Here are Lee Buchheit and Mitu Gulati with some more free advice for Venezuela. "The next administration in Venezuela," they write, "will not want for suggestions about how to minimize or neutralize this holdout creditor threat. This short article is another contribution to that growing literature." Their suggestion here is to have the state-owned oil company, Petróleos de Venezuela SA, "pledge all of its assets to the Republic in consideration for the Republic's assumption of PDVSA's indebtedness under its outstanding bonds and promissory notes," to encourage PDVSA bondholders to exchange into new Venezuelan government bonds as "the preliminary to a generalized debt restructuring of some kind affecting all outstanding bonds."

Death and taxes.

"It’s bad enough that you have to die," septuagenarian billionaire and, somehow, Commerce Secretary Wilbur Ross told Bloomberg Television yesterday, in the course of complaining about the estate tax. "You shouldn’t be fined for doing so."

This is specious reasoning. Of course we should fine people for dying! You tax -- or fine -- behavior that you want to discourage. Taxing a thing reduces the amount of that thing. "The power to tax is the power to destroy." If we are going to get serious about defeating death, the first thing to do is to tax it heavily. If there's one thing that rich people love, it's evading taxes, and if you tax death heavily enough they'll find a way around that too.

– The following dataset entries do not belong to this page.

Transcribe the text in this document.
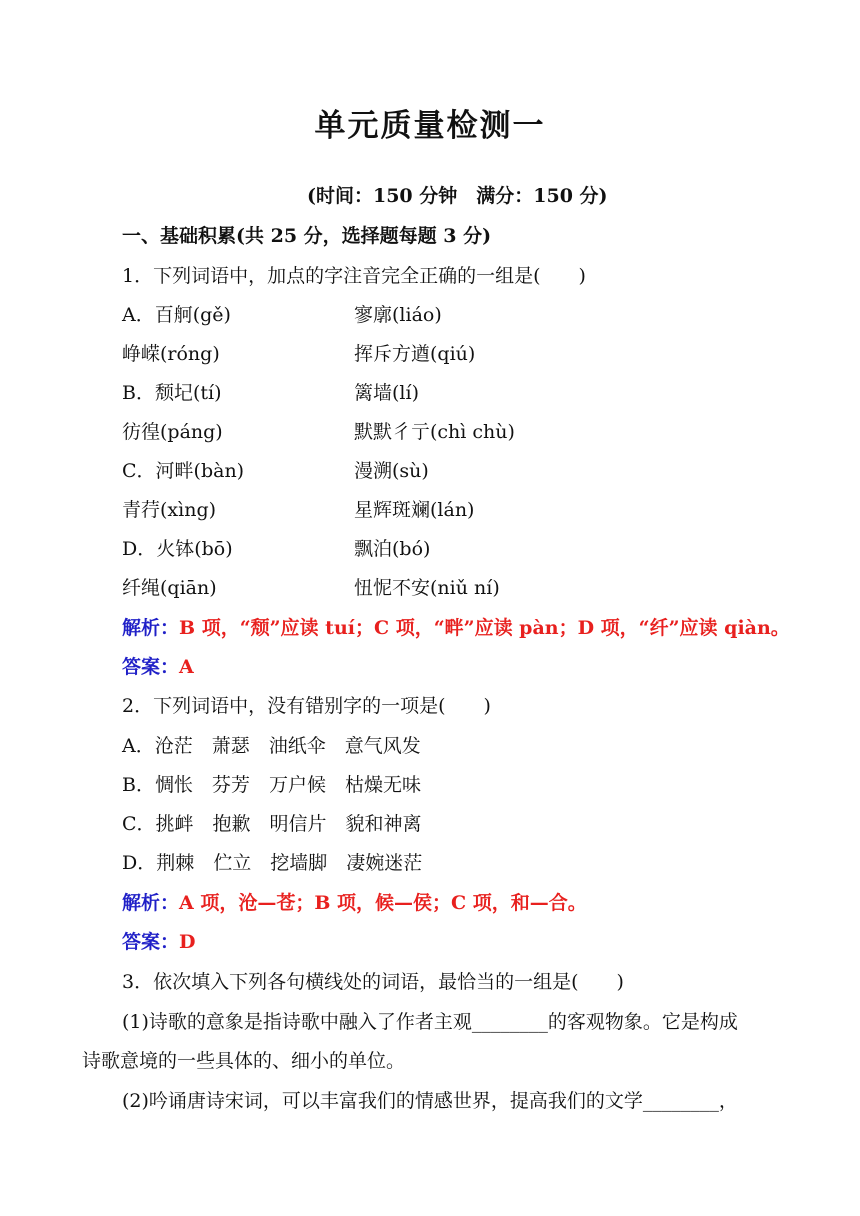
单元质量检测一
(时间：150 分钟　满分：150 分)
一、基础积累(共 25 分，选择题每题 3 分)
1．下列词语中，加点的字注音完全正确的一组是(　　)
A．百舸(gě)	寥廓(liáo)
峥嵘(róng)	挥斥方遒(qiú)
B．颓圮(tí)	篱墙(lí)
彷徨(páng)	默默彳亍(chì chù)
C．河畔(bàn)	漫溯(sù)
青荇(xìng)	星辉斑斓(lán)
D．火钵(bō)	飘泊(bó)
纤绳(qiān)	忸怩不安(niǔ ní)
解析：B 项，“颓”应读 tuí；C 项，“畔”应读 pàn；D 项，“纤”应读 qiàn。
答案：A
2．下列词语中，没有错别字的一项是(　　)
A．沧茫　萧瑟　油纸伞　意气风发
B．惆怅　芬芳　万户候　枯燥无味
C．挑衅　抱歉　明信片　貌和神离
D．荆棘　伫立　挖墙脚　凄婉迷茫
解析：A 项，沧—苍；B 项，候—侯；C 项，和—合。
答案：D
3．依次填入下列各句横线处的词语，最恰当的一组是(　　)
(1)诗歌的意象是指诗歌中融入了作者主观________的客观物象。它是构成
诗歌意境的一些具体的、细小的单位。
(2)吟诵唐诗宋词，可以丰富我们的情感世界，提高我们的文学________，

Please do not email me about this. 

Hidden cells.

I wrote yesterday that UniCredit's accidental earnings release was the first corporate spreadsheet error that I could think of that was caused by hidden columns, but Joel Fleming pointed out on Twitter that there's a previous example of one caused by hidden rows: Barclays Capital Inc. accidentally acquired 179 Lehman Brothers Holdings Inc. contracts out of bankruptcy because they were in hidden rows on a spreadsheet. So there you go. The moral of the story, there is no moral of the story, life is an accumulation of pure random contingencies, and any meaning you impose on them is illusory. 

Things happen.

Congress Votes to Overturn CFPB Arbitration Rule. SEC ignored years of warnings about cybersecurity before massive breach. Clearinghouses Push Back Against Worries Over Their Size. Top investors want Deutsche Börse chief to resign. Wealthier Depositors Pressure Banks to Pay Up. Carlyle Group Lays Out Succession Plan, Promotes Pair to Co-CEO. Chinese investment banks face new headwinds. "I find that loan modifications weakened household balance sheets by adding $20 billion to household debt, with the net amount of debt added per modification doubling from 2010-2014." The Fed-chair reality show is going great. Warsh vs. Quarles Feud Has Been Renewed by Trump Fed Search. Forget ECB’s Taper, Investors Want to Know When Rates Go Up. Big Mall Operator Does the Unthinkable—Builds a Mall. Martin Shkreli’s Legacy Upends a Creative Financier. Michael Bloomberg: Brexit is stupidest thing any country has done besides Trump. Robot dog. Noise-canceling ramen fork.